MAIN-17: それだけに、むしろ「本当にこれで見落としはないか」という点はなお強く感じるのだ。なぜならば、本書は「貨幣経済に対して閉じている」のだ。いわゆる外部不経済は一切登場しない。確かに金が起こした問題であれば、金というものを正しく扱えば問題は解決へと向かうはずであり、著者もそう主張していると私は受け取った。
MAIN-17: しかし、そろそろその「なぜ我々は金をこうも不適切にしか扱えないのか」という、金ではなく、その使用者である我々の心理学まで踏み込まないと、またもや一時しのぎになりはしないか。
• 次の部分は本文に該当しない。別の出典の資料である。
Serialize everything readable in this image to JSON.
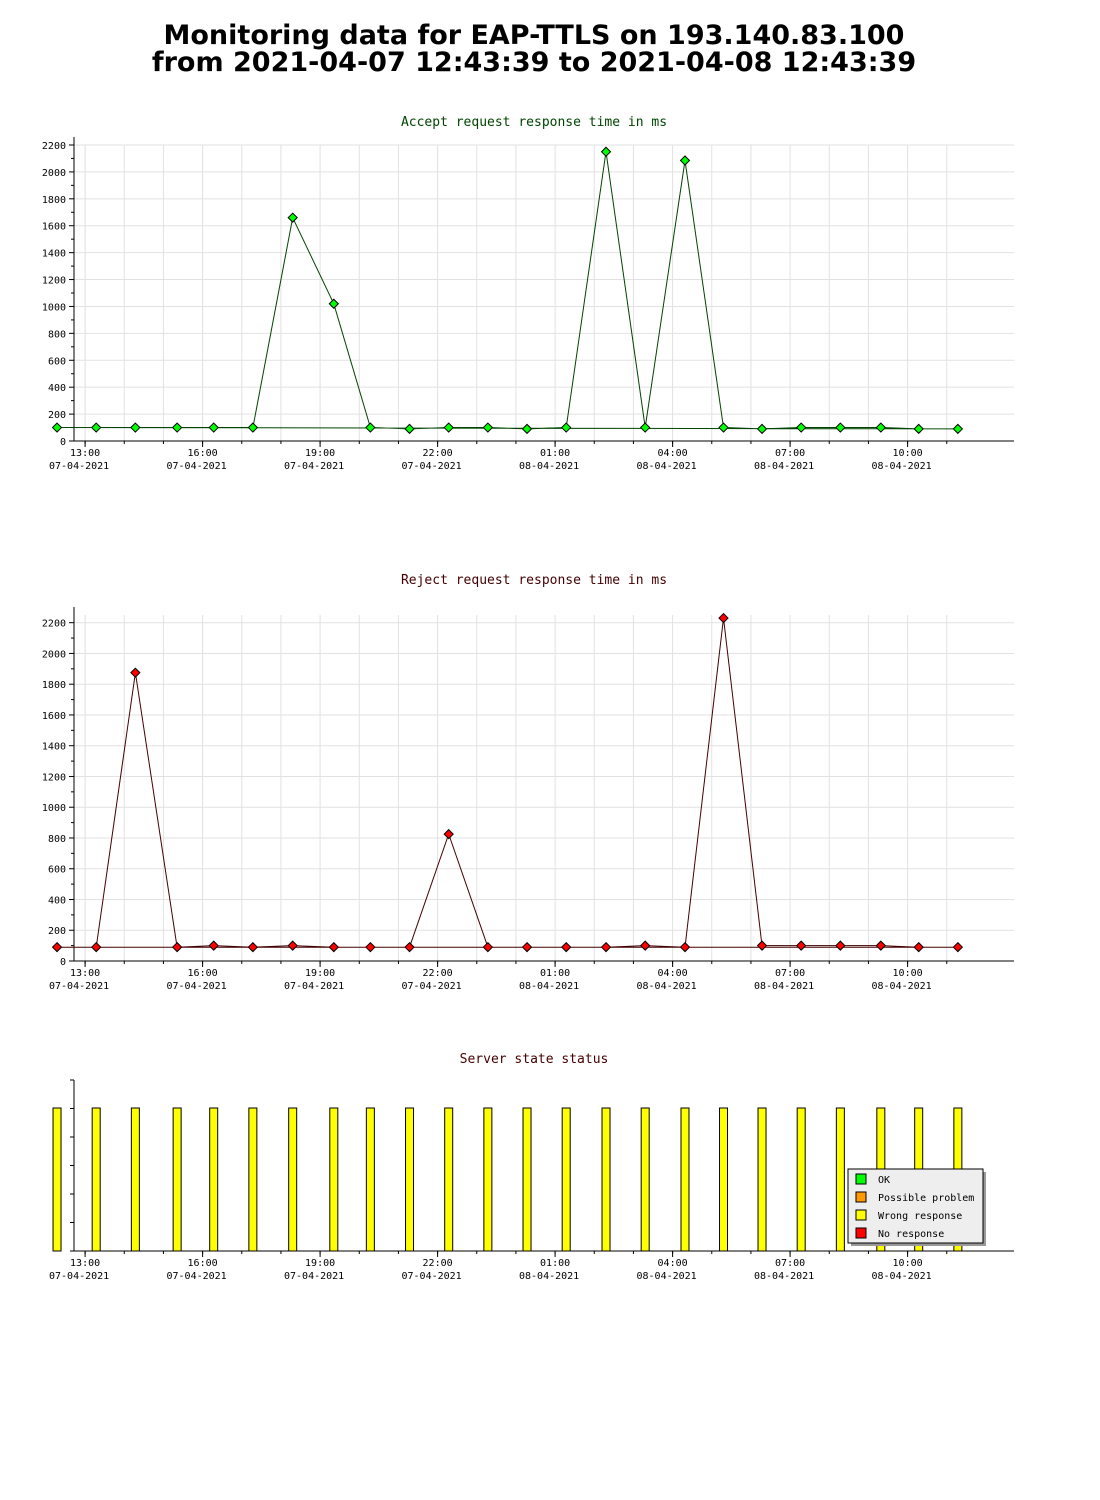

著者も大ファンである「ファウンデーション」の言葉を借りれば、psychohistory の psycho の面にまで踏み込むべき時が来てはいないか。
MAIN-17: もちろんそれは history をないがしろにせよ、ということではなく、そしてこの history の面において本書は最近出た本の中で最も面白くかつ説得力がある一冊であることは間違いない。その上今度はハードカバーではなくソフトカバーである。相対的コスト(コストパフォーマンス)だけではなく絶対的コストまで低いのである。これを読まずして今年の経済は語れないというのは確かだろう。
MAIN-17: それでも、本書はもう一人のノーベル賞受賞者、ムハマド・ユヌスの言うところの「資本主義の未完成の半分」を完成へと導く本でもない。
MAIN-17: まだ、何かが足りない。
MAIN-17: しかし、本書は「最後のピース」ではなくとも、「欠くことの出来ないピース」であることは存分に感じられた。手元においておくことを勧める次第である。
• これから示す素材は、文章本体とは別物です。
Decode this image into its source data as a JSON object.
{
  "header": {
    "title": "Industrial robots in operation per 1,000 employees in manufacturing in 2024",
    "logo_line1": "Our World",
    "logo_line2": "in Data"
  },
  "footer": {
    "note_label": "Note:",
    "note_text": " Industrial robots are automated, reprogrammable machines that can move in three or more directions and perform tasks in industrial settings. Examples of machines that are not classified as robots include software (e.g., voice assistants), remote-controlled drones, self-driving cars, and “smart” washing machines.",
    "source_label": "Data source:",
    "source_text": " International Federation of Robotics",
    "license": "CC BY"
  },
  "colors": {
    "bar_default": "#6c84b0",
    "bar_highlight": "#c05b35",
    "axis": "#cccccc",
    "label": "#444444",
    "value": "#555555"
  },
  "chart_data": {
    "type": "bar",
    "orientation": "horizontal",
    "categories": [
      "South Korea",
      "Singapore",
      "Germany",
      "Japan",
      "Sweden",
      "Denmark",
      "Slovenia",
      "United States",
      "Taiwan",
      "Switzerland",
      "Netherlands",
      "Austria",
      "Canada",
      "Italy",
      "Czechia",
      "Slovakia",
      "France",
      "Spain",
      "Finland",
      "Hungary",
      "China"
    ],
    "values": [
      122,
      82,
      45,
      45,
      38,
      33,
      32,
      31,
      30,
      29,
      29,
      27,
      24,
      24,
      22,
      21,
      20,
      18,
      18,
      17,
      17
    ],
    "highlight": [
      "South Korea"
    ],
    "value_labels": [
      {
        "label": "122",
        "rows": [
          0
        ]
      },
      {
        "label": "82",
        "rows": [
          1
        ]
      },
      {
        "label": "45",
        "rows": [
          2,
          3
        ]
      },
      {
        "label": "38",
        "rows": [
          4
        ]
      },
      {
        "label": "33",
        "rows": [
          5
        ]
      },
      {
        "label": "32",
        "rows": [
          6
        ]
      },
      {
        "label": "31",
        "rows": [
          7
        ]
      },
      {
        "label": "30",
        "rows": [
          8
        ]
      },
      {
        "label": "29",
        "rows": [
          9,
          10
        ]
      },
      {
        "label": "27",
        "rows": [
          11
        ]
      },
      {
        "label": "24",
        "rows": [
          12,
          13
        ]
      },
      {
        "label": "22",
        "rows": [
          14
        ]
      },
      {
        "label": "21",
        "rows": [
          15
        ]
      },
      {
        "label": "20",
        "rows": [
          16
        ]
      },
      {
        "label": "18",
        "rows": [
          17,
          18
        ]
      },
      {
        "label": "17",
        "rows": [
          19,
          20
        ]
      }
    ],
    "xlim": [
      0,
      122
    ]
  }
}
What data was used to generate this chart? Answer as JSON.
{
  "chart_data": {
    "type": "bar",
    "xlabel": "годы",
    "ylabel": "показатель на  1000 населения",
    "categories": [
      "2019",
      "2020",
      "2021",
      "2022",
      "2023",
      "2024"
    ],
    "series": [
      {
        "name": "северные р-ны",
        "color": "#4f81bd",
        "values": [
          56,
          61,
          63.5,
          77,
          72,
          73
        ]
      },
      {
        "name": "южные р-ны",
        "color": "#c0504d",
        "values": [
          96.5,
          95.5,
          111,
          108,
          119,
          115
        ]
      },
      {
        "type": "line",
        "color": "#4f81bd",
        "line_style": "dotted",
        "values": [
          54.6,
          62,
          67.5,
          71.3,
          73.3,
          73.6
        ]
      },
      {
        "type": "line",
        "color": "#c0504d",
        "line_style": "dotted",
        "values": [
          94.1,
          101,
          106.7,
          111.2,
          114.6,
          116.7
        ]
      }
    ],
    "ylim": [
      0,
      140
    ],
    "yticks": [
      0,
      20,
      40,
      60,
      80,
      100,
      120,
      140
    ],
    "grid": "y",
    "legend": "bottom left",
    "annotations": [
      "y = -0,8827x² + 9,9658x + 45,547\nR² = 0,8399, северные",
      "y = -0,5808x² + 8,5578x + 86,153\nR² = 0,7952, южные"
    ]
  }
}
MAIN-17: Dan the Economic Animal
MAIN-26: 書評リンク - 世界大不況からの脱出-なぜ恐慌型経済は広がったのか
SUB-27: 世界大不況からの脱出-なぜ恐慌型経済は広がったのか【書評リンク】at 2009年03月20日 20:42
MAIN-29: こんにちは.
MAIN-29: 性格→正確でしょうか?
MAIN-29: 最近、大前研一が心理経済学という言葉を使ってますね。
MAIN-29: ファウンデーションを知ってか知らずか。

簡単に説明しますと、SUBが抽出された本文のなかでタイトルである可能性が高い部分。MAINが抽出された本文でタイトルでない可能性が高い部分です。もれなくゴミ無くかなり的確に本文を抽出されているようです。ここから、さらに他のサイトも試して精度を検証したいところですが、ちょっと今日は時間の関係でここまでです。

まとめ

Webstemmerを用いてblogの本文抽出に挑戦しました。まだ、1つのblogにしか適用していませんが、かなりの可能性を感じさせる良い結果でした。ここからさらに他のblogにも適用し結果を検証したうえで、上のシステムをライブラリとし2、3関数で動作するblogの本文抽出モジュールを作成したいと思います。